中国ではどのように生成AIが使われているのか

 西側諸国のネットサービスを極力使わず、自国で賄おうとする中国。昨年生成AIが話題になると、中国でもすぐに多数の生成AIが登場し、「生成AIの登場でプロは仕事を奪われるのではないか」と心配する声が多く上がった。たとえば翻訳を例に挙げれば、意味さえ通じればいい文章は人からAI翻訳に置き換わった。しかし文章全体をきちんと把握し、含蓄があり最適な言葉に翻訳しようとする場合には、中国でもプロの翻訳家が活躍している。また、各社の生成AIに中国語作文をさせた比較レビューを見ると、「文章は正しいが、人間くささがなく、味わいがない」と辛口評価だ。

 中国ですでに生成AIが活用されている例としては、ドラマの脚本制作がある。脚本専用の生成AIサービスを使って、ドラマのある程度大まかなストーリーを作成する。これをプロトタイプとし、その後人の手でブラッシュアップすることで、今までよりも低コストで脚本が完成するのだ。AIも、脚本作成もわかっている業界人が使うものだし、作品のアウトプットは人間が演じるドラマになるので、これは問題になっていない。

 それならば、ネット小説サービスに、AIが書いた味気ないネット小説が出たところで、作家の脅威にはならないと思うかもしれない。しかしここに番茄小説の特徴が生きている。中国において、ネット小説サービスは、スマートフォンでの暇つぶし用途として長らく(少なくとも10年は)人気になっている。晋江や閲文といった老舗の有名なネット小説サービスと、番茄小説との最大の違いはビジネスモデルにある。晋江や閲文はkindleのようにコンテンツごとに課金するモデルだが、番茄小説は広告収入により無料でコンテンツを提供するモデルなのだ。

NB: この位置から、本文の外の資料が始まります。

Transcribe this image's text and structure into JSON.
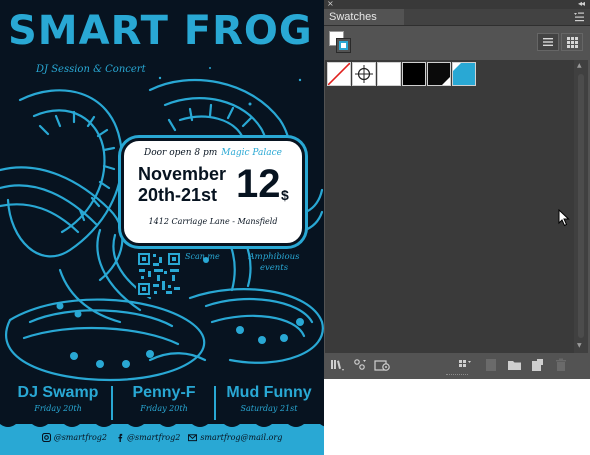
{
  "poster": {
    "title": "SMART FROG",
    "subtitle": "DJ Session & Concert",
    "door_text": "Door open 8 pm",
    "venue": "Magic Palace",
    "date_month": "November",
    "date_days": "20th-21st",
    "price": "12",
    "currency": "$",
    "address": "1412 Carriage Lane - Mansfield",
    "scan_label": "Scan me",
    "events_label": "Amphibious events",
    "acts": [
      {
        "name": "DJ Swamp",
        "day": "Friday 20th"
      },
      {
        "name": "Penny-F",
        "day": "Friday 20th"
      },
      {
        "name": "Mud Funny",
        "day": "Saturday 21st"
      }
    ],
    "socials": {
      "instagram": "@smartfrog2",
      "facebook": "@smartfrog2",
      "email": "smartfrog@mail.org"
    },
    "colors": {
      "accent": "#29a8d4",
      "background": "#071320"
    }
  },
  "panel": {
    "tab_label": "Swatches",
    "swatches": [
      {
        "name": "None",
        "color": "#ffffff"
      },
      {
        "name": "Registration",
        "color": "#ffffff"
      },
      {
        "name": "White",
        "color": "#ffffff"
      },
      {
        "name": "Black",
        "color": "#000000"
      },
      {
        "name": "Rich Black",
        "color": "#0a0a0a"
      },
      {
        "name": "Blue",
        "color": "#29a8d4"
      }
    ],
    "colors": {
      "panel_bg": "#535353",
      "list_bg": "#3a3a3a"
    }
  }
}
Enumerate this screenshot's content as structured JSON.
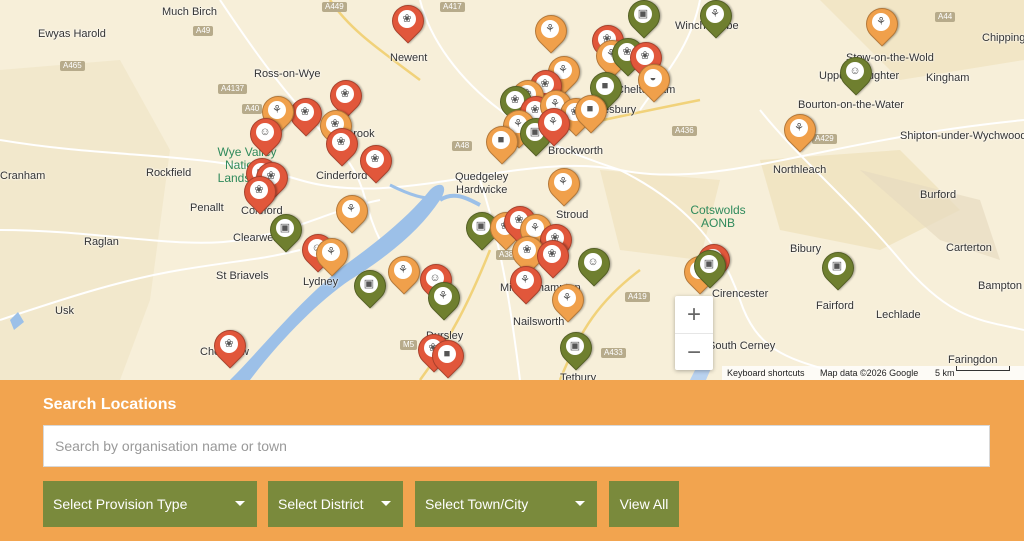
{
  "map": {
    "places": [
      "Much Birch",
      "Ewyas Harold",
      "Newent",
      "Winchcombe",
      "Stow-on-the-Wold",
      "Chipping Norton",
      "Kingham",
      "Ross-on-Wye",
      "Bourton-on-the-Water",
      "Upper Slaughter",
      "Shipton-under-Wychwood",
      "Cheltenham",
      "Cinderford",
      "Brockworth",
      "Northleach",
      "Rockfield",
      "Quedgeley",
      "Hardwicke",
      "Burford",
      "Penallt",
      "Coleford",
      "Stroud",
      "Raglan",
      "Clearwell",
      "Bibury",
      "Carterton",
      "St Briavels",
      "Lydney",
      "Cirencester",
      "Fairford",
      "Bampton",
      "Usk",
      "Minchinhampton",
      "Nailsworth",
      "Lechlade",
      "South Cerney",
      "Dursley",
      "Chepstow",
      "Faringdon",
      "Tetbury",
      "Tewkesbury",
      "Drybrook",
      "Cranham"
    ],
    "parks": [
      "Wye Valley National Landscape",
      "Cotswolds AONB"
    ],
    "roads": [
      "A449",
      "A49",
      "A417",
      "A465",
      "A4137",
      "A40",
      "A48",
      "A436",
      "A429",
      "A44",
      "A419",
      "A433",
      "M5",
      "A38"
    ],
    "zoom_in": "+",
    "zoom_out": "−",
    "attribution": {
      "shortcuts": "Keyboard shortcuts",
      "data": "Map data ©2026 Google",
      "scale": "5 km"
    }
  },
  "search": {
    "title": "Search Locations",
    "placeholder": "Search by organisation name or town",
    "value": "",
    "provision_label": "Select Provision Type",
    "district_label": "Select District",
    "town_label": "Select Town/City",
    "view_all_label": "View All"
  },
  "colors": {
    "panel_bg": "#f2a44f",
    "control_bg": "#7a8a3c",
    "pin_orange": "#f0a04b",
    "pin_red": "#e1573b",
    "pin_green": "#6f7f2f",
    "park_text": "#2f8a5c"
  },
  "icons": [
    "plate-cutlery-icon",
    "plant-pot-icon",
    "basket-icon",
    "people-icon",
    "bag-icon",
    "pot-icon"
  ]
}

 課金モデルであれば、いい作品が高く評価されたくさん買われるが、無料配信になると、とにかく数を多く読んで消費しようとする人が増えてくる。読者が課金したくなるような高品質のコンテンツが求められる晋江や閲文のビジネスモデルとは異なり、番茄小説は大勢の人がたくさんアクセスしてくれればいいので、作品内容の質の高さよりは、ちょっと読んでみたくなる、表面的な快感を得られるようなコンテンツが大量にあることが求められる。